Министр внутренних дел Кристоф Гбенье все время подтрунивал над Бомбоко, называя его африканским Дон Жуаном, намекая на любовные похождения красавца Жюстена. Но тот умел ловко выкручиваться. Секретарем у Бомбоко работала девица, прибывшая в Леопольдвиль из Женевы. Познакомился он с ней в Брюсселе. Советским корреспондентам, которые заходили на прием к министру иностранных дел, она представлялась удивительно просто, по-домашнему:
— Дуня…
Дочь русских эмигрантов, Дуня получала хорошее жалованье и раскатывала на служебной автомашине Бомбоко. Министры не сдерживали понимающих улыбок, когда Бомбоко ударялся в объяснения, насколько ценным помощником является для него Дуня: вечерами она слушает передачи Московского радио и обо всем докладывает своему шефу…
Бомбоко относился к категории тех людей, о которых говорят как о лукавых царедворцах. Все его существо трепетало от радости, когда он узнавал, предугадывал ход рассуждений начальства. Умел выбрать момент, когда нужно было поддакнуть, когда промолчать. На многих собеседников Бомбоко производил впечатление искреннего человека, ибо мысль, заимствованную, как правило, у премьера или президента, развивал уже как свою — увлеченно и страстно. При встрече с советскими представителями говорил:
— Меня интуитивно тянет к вашей стране. Колосс, северный колосс! Как только подрастут мои дети — отправлю их на учебу в Советский Союз. Меня нисколько не пугает, что они станут коммунистами. Вот вам мое мнение, дорогие товарищи и братья…
Кристоф Гбенье, узнав о содержании беседы, рассмеялся.
— Уж очень много у него детей: вам придется открывать специальный бомбоковский интернат! Кроме того, он и американцам говорит то же самое. А свое потомство он наверняка будет пристраивать в Брюсселе. Я хорошо знаю этого конголезского талейранчика и не верю ни единому его слову. Лумумба все воспитывает его. Посмотрим, что из этого получится.

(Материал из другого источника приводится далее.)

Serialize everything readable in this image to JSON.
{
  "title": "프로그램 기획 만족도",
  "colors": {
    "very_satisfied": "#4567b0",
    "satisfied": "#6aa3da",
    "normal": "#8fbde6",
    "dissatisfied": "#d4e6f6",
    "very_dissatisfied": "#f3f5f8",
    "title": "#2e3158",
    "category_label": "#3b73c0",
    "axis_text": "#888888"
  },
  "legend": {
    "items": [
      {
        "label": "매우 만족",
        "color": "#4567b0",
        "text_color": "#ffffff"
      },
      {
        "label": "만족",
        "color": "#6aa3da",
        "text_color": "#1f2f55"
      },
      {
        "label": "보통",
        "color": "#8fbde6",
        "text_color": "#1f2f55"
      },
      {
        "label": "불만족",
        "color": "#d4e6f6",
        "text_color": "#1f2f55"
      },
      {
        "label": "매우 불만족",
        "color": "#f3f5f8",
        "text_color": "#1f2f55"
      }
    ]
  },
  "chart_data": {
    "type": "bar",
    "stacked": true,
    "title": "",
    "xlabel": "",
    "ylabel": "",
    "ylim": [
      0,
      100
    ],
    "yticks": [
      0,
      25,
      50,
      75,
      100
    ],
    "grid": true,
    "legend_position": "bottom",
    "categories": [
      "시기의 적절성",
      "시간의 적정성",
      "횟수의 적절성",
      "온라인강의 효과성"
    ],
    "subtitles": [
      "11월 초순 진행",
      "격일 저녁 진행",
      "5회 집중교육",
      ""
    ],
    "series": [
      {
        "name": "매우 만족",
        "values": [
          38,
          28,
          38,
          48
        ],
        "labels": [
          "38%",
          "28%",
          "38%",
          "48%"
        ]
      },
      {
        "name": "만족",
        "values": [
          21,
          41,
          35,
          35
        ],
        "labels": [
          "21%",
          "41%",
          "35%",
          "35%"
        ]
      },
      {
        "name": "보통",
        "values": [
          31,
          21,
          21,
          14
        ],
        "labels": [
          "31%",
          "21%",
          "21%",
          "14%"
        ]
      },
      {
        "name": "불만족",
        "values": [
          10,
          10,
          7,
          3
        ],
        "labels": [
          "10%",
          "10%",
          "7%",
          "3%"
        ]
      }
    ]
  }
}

Настал день 30 июня 1960 года, названного потом годом Африки. Казалось, что время переместилось на континент, собралось с силами и с необычайной энергией трудилось, срывая со стран английские, французские и бельгийские наклейки. Это было время романтики и борьбы, властно утверждавшее право африканцев на суверенитет, на самостоятельное существование в семье равноправных народов мира. Ветер освобождения бил в африканские паруса, пробуждал энергию, вселял уверенность, ставил на человеческий пьедестал забитого и обобранного обитателя угнетенного материка. Пора открытых схваток и скрытой дипломатической игры. Так долго молчавшая Африка заговорила звонким и чистым языком, заговорила о своих прекрасных и возвышенных мечтаниях, которым, наконец, вот теперь только суждено сбыться. И что может помешать поднимающемуся во весь рост африканцу жить свободно, управлять своим государством, дружить, с кем ему захочется, честным трудом добывать себе хлеб, любить и плакать от накатившегося счастья, давая волю своему ликованию? Это не была толпа в обычном понимании этого избитого выражения: любая толпа имеет свое начало и конец, какой большой она бы ни казалась. Леопольдвильское людское море затопило улицы, проспекты, площади. Улица превратилась в постоянное жилище: здесь пили, ели, препирались из-за мест и мирились, укладывали спать детей и сами никли от переутомления. Сидели на крышах, взбирались на деревья, на памятники, на столбы, покрывали зелень газонов своими телами.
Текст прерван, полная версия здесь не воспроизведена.